The way I read this, for years neither Amtrak nor congress have been interested in maintaining their assets and now they are. What is/was the impetus for the change? A cynical observer would say that they are buying votes. Not from riders (there are too few of those) but from construction and other related industries.
I agree that metro transit is way too centered on downtown. I live within the Minneapolis-St.Paul metropolitan area and there are hardly any lines outside of the downtown, and those that exist get hardly any service. Two buses a day is not going to get any ridership. This combined with the fact that the twin cities themselves but not the metropolitan area as a whole are decreasing (though it could just be covid deaths) in pop means that new developments in the city center are not going to get ridership back. This plus crime is going to keep ridership down for the foreseeable future. There is also something to be said about actual use vs. fares paid, since it seems that metro transit tracks ridership mainly through actual fares paid, but I dont work for them so I dont know the actual process.
It doesn’t take a detective to see the current president spends our money favoring his union buddies and their infrastructure.

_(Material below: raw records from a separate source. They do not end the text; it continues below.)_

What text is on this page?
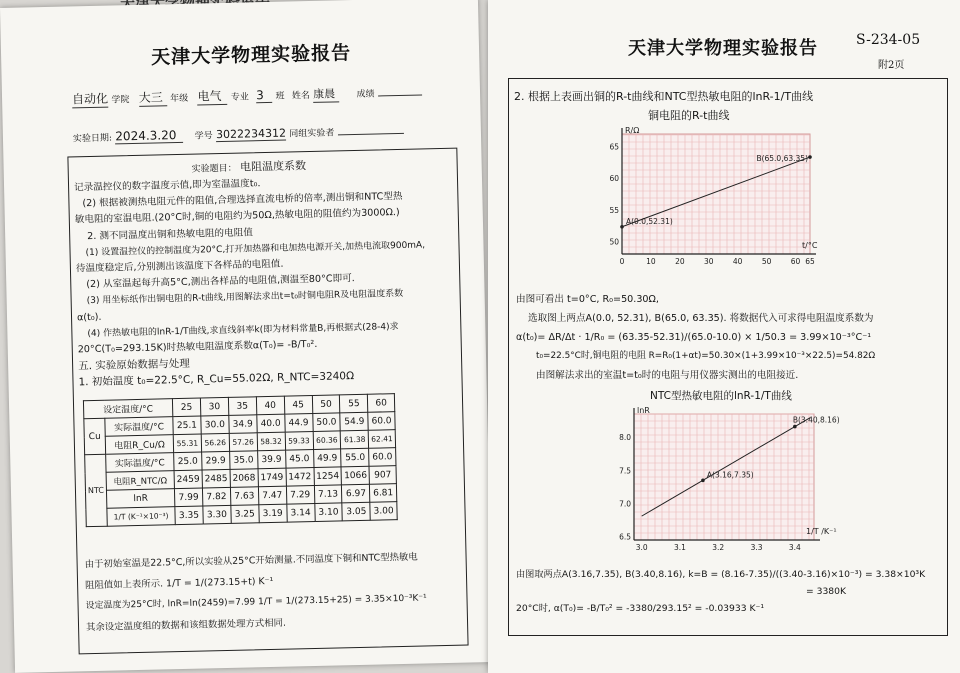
天津大学物理实验报告
自动化 学院 大三 年级 电气 专业 3 班 姓名 康晨 成绩
实验日期: 2024.3.20 学号 3022234312 同组实验者
实验题目： 电阻温度系数
记录温控仪的数字温度示值,即为室温温度t₀.
(2) 根据被测热电阻元件的阻值,合理选择直流电桥的倍率,测出铜和NTC型热
敏电阻的室温电阻.(20°C时,铜的电阻约为50Ω,热敏电阻的阻值约为3000Ω.)
2. 测不同温度出铜和热敏电阻的电阻值
(1) 设置温控仪的控制温度为20°C,打开加热器和电加热电源开关,加热电流取900mA,
待温度稳定后,分别测出该温度下各样品的电阻值.
(2) 从室温起每升高5°C,测出各样品的电阻值,测温至80°C即可.
(3) 用坐标纸作出铜电阻的R-t曲线,用图解法求出t=t₀时铜电阻R及电阻温度系数
α(t₀).
(4) 作热敏电阻的lnR-1/T曲线,求直线斜率k(即为材料常量B,再根据式(28-4)求
20°C(T₀=293.15K)时热敏电阻温度系数α(T₀)= -B/T₀².
五. 实验原始数据与处理
1. 初始温度 t₀=22.5°C, R_Cu=55.02Ω, R_NTC=3240Ω
设定温度/°C		25	30	35	40	45	50	55	60
Cu	实际温度/°C	25.1	30.0	34.9	40.0	44.9	50.0	54.9	60.0
	电阻R_Cu/Ω	55.31	56.26	57.26	58.32	59.33	60.36	61.38	62.41
NTC	实际温度/°C	25.0	29.9	35.0	39.9	45.0	49.9	55.0	60.0
	电阻R_NTC/Ω	2459	2485	2068	1749	1472	1254	1066	907
	lnR	7.99	7.82	7.63	7.47	7.29	7.13	6.97	6.81
	1/T (K⁻¹×10⁻³)	3.35	3.30	3.25	3.19	3.14	3.10	3.05	3.00
由于初始室温是22.5°C,所以实验从25°C开始测量.不同温度下铜和NTC型热敏电
阻阻值如上表所示. 1/T = 1/(273.15+t) K⁻¹
设定温度为25°C时, lnR=ln(2459)=7.99 1/T = 1/(273.15+25) = 3.35×10⁻³K⁻¹
其余设定温度组的数据和该组数据处理方式相同.
天津大学物理实验报告	S-234-05
附2页
2. 根据上表画出铜的R-t曲线和NTC型热敏电阻的lnR-1/T曲线
铜电阻的R-t曲线
0	10	20	30	40	50	60 65
50
55
60
65
t/°C
R/Ω
A(0.0,52.31)
B(65.0,63.35)
由图可看出 t=0°C, R₀=50.30Ω,
选取图上两点A(0.0, 52.31), B(65.0, 63.35). 将数据代入可求得电阻温度系数为
α(t₀)= ΔR/Δt · 1/R₀ = (63.35-52.31)/(65.0-10.0) × 1/50.3 = 3.99×10⁻³°C⁻¹
t₀=22.5°C时,铜电阻的电阻 R=R₀(1+αt)=50.30×(1+3.99×10⁻³×22.5)=54.82Ω
由图解法求出的室温t=t₀时的电阻与用仪器实测出的电阻接近.
NTC型热敏电阻的lnR-1/T曲线
3.0	3.1	3.2	3.3	3.4
6.5
7.0
7.5
8.0
1/T /K⁻¹
lnR
A(3.16,7.35)
B(3.40,8.16)
由图取两点A(3.16,7.35), B(3.40,8.16), k=B = (8.16-7.35)/((3.40-3.16)×10⁻³) = 3.38×10³K
= 3380K
20°C时, α(T₀)= -B/T₀² = -3380/293.15² = -0.03933 K⁻¹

I think it would be interesting to calculate full time employee equivalents per average daily rider for rail transits.
I did it for one that was being proposed, touting “jobs, jobs, jobs” and found that the ratio was more than one job per daily rider.
What jobs were included? Was the rider count the estimate or what it currently was at? I need more information about the methodology or at least the sources here man.